Manifestation à Téhéran malgré la mise en garde du gouvernement

30/12/17 à 19:29 - Mise à jour à 19:31

Source: Belga

(Belga) La police a dispersé samedi avec des gaz lacrymogènes des jeunes manifestant contre le pouvoir à Téhéran après la mise en garde du gouvernement contre les "rassemblements illégaux", au troisième jour d'un mouvement de protestation contre les difficultés économiques et le régime.

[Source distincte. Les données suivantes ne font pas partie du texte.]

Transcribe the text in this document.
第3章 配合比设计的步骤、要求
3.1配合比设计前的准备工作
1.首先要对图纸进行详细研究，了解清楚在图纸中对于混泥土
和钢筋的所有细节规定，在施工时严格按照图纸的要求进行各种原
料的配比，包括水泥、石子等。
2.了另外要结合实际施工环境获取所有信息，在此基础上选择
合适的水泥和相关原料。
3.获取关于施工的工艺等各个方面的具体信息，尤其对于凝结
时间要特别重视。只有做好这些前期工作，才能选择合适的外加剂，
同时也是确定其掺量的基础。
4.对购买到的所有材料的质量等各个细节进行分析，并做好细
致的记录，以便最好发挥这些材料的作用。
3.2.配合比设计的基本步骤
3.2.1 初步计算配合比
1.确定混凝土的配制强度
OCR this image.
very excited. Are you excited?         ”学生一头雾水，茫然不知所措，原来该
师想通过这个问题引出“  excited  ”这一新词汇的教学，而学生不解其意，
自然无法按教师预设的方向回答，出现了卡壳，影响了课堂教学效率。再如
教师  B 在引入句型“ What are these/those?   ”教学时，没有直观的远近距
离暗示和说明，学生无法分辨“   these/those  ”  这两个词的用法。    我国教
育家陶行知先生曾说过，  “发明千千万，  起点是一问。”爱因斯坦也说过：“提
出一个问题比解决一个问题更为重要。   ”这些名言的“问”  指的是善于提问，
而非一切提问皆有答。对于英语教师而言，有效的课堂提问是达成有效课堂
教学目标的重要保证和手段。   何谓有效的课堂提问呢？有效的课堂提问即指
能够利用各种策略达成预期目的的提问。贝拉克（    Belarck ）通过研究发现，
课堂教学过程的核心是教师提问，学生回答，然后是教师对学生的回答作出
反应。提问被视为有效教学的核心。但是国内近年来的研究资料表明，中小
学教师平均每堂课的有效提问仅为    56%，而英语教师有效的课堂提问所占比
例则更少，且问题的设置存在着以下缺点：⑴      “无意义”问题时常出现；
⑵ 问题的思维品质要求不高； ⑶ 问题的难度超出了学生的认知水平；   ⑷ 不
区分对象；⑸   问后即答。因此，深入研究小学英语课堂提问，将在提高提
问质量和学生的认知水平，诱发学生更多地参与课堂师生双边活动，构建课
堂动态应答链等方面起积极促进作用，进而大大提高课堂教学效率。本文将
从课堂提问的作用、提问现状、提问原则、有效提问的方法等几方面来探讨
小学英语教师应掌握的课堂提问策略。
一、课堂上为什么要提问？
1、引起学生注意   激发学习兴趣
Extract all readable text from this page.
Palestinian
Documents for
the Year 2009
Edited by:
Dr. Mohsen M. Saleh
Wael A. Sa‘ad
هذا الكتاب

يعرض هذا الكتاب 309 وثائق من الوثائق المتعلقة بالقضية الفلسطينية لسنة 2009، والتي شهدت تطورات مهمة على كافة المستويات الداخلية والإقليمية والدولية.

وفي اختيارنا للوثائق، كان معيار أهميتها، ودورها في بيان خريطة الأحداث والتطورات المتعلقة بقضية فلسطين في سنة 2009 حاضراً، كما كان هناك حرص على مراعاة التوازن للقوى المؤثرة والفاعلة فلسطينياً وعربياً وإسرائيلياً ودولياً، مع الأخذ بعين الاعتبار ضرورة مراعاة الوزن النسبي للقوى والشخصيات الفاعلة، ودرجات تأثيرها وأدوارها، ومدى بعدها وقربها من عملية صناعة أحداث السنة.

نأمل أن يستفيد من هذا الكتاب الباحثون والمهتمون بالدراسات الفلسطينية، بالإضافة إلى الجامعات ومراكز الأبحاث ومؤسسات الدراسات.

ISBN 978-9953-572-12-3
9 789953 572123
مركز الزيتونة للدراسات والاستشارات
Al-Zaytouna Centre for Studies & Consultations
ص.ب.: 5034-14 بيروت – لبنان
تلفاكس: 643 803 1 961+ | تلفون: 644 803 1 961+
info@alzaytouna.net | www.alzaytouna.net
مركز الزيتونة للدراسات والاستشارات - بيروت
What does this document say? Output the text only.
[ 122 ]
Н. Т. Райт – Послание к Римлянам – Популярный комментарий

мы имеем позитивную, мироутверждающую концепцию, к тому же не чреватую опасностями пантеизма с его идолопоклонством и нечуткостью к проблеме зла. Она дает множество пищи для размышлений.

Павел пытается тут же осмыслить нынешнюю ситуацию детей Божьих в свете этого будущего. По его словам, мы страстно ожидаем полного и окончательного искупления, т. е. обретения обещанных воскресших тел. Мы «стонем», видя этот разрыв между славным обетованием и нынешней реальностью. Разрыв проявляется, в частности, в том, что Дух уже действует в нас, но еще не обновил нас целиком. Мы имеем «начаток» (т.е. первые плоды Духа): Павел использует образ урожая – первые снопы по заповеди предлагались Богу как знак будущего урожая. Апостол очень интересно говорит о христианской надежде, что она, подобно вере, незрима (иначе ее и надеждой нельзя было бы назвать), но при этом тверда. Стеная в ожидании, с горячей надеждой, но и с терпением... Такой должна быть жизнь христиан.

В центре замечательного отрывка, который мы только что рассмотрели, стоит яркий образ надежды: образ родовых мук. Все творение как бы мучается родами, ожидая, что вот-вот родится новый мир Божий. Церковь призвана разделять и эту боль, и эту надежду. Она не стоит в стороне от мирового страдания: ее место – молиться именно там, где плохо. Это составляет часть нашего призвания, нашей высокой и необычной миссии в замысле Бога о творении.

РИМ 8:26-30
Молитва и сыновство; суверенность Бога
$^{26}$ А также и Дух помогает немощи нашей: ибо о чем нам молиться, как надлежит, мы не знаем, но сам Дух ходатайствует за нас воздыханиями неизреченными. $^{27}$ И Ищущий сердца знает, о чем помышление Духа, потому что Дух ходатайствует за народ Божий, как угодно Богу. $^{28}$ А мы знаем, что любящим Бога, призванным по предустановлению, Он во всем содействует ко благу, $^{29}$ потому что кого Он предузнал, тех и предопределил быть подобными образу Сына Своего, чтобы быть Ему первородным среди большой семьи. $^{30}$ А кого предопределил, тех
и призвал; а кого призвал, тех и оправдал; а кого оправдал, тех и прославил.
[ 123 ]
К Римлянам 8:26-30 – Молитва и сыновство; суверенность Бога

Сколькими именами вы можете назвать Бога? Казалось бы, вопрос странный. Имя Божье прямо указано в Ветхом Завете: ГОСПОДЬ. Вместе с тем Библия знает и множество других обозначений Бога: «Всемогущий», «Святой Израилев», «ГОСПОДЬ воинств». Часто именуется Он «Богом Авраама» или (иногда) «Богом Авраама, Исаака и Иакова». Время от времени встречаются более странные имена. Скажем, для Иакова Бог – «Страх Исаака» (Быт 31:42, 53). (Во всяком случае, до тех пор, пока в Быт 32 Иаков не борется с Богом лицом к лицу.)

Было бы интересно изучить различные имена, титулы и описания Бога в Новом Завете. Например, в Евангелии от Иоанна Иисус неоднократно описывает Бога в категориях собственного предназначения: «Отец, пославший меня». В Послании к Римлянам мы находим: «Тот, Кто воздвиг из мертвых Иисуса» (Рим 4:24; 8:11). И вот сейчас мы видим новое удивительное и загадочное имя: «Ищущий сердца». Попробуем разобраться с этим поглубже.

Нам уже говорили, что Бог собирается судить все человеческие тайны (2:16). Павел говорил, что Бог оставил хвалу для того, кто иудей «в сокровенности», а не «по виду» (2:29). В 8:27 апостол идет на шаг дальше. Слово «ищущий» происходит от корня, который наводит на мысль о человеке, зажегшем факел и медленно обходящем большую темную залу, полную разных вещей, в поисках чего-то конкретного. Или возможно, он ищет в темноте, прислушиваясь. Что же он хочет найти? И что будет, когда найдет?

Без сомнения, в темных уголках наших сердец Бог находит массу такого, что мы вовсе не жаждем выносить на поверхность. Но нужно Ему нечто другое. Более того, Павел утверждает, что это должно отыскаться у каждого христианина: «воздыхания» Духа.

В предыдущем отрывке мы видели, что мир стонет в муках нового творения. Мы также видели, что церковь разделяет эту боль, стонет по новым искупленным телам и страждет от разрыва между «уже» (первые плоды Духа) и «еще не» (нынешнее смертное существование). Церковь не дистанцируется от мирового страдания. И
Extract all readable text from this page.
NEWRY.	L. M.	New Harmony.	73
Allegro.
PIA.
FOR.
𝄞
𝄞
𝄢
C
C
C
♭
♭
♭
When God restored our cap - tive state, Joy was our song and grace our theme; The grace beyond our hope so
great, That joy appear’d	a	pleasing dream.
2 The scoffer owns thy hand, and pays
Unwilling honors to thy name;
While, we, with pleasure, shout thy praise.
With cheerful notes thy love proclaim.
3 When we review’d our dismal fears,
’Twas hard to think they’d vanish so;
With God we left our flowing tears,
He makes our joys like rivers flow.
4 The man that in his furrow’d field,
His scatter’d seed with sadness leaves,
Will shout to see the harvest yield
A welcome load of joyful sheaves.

Des dizaines d'étudiants se sont rassemblés samedi à la mi-journée devant l'entrée principale de l'université de Téhéran pour protester contre le pouvoir, avant que les forces de l'ordre ne les dispersent avec des gaz lacrymogènes. Des centaines d'étudiants prorégime criant des slogans contre les "séditieux" ont pris un peu plus tard le contrôle du lieu, selon des vidéos publiées sur les réseaux sociaux. Mais en fin d'après-midi, des centaines de personnes ont manifesté ailleurs dans le quartier de l'université, scandant des slogans hostiles au pouvoir, avant d'être dispersées par la police anti-émeute largement déployée. Des médias ont fait état de poubelles incendiées et autres destructions à Téhéran, dénonçant les "fauteurs de trouble". Des vidéos diffusées sur la messagerie cryptée Telegram montrent des milliers de manifestants criant notamment "mort au dictateur", présentant ces protestations comme ayant eu lieu notamment dans les villes de Khorramabad, Zanjan ou Ahvaz, dans l'ouest du pays. Ces images étaient cependant invérifiables dans l'immédiat et les médias locaux ont gardé le silence sur de nouveaux rassemblements samedi en province. Sur Twitter, le ministre des Télécommunications, Mohammad-Javad Jahormi, a accusé Telegram, très suivi en Iran, d'encourager le "soulèvement armé". Plus tôt dans la journée, le ministre de l'Intérieur Abdolreza Rahmani Fazli avait demandé à la population de ne pas participer aux "rassemblements illégaux". Face aux maux économiques du pays, isolé et soumis pendant des années à des sanctions internationales pour ses activités nucléaires sensibles, des protestations sociales ont eu lieu jeudi et vendredi dans plusieurs villes de province dont celle de Machhad, la deuxième d'Iran. Des protestataires ont scandé des slogans hostiles au pouvoir dont le président Hassan Rohani. Le nombre des manifestants était limité à quelques centaines mais c'est la première fois qu'autant de villes sont touchées par un tel mouvement depuis 2009, lorsqu'un mouvement de contestation contre la réélection de l'ex-président ultraconservateur Mahmoud Ahmadinejad avait été violemment réprimé. (Belga)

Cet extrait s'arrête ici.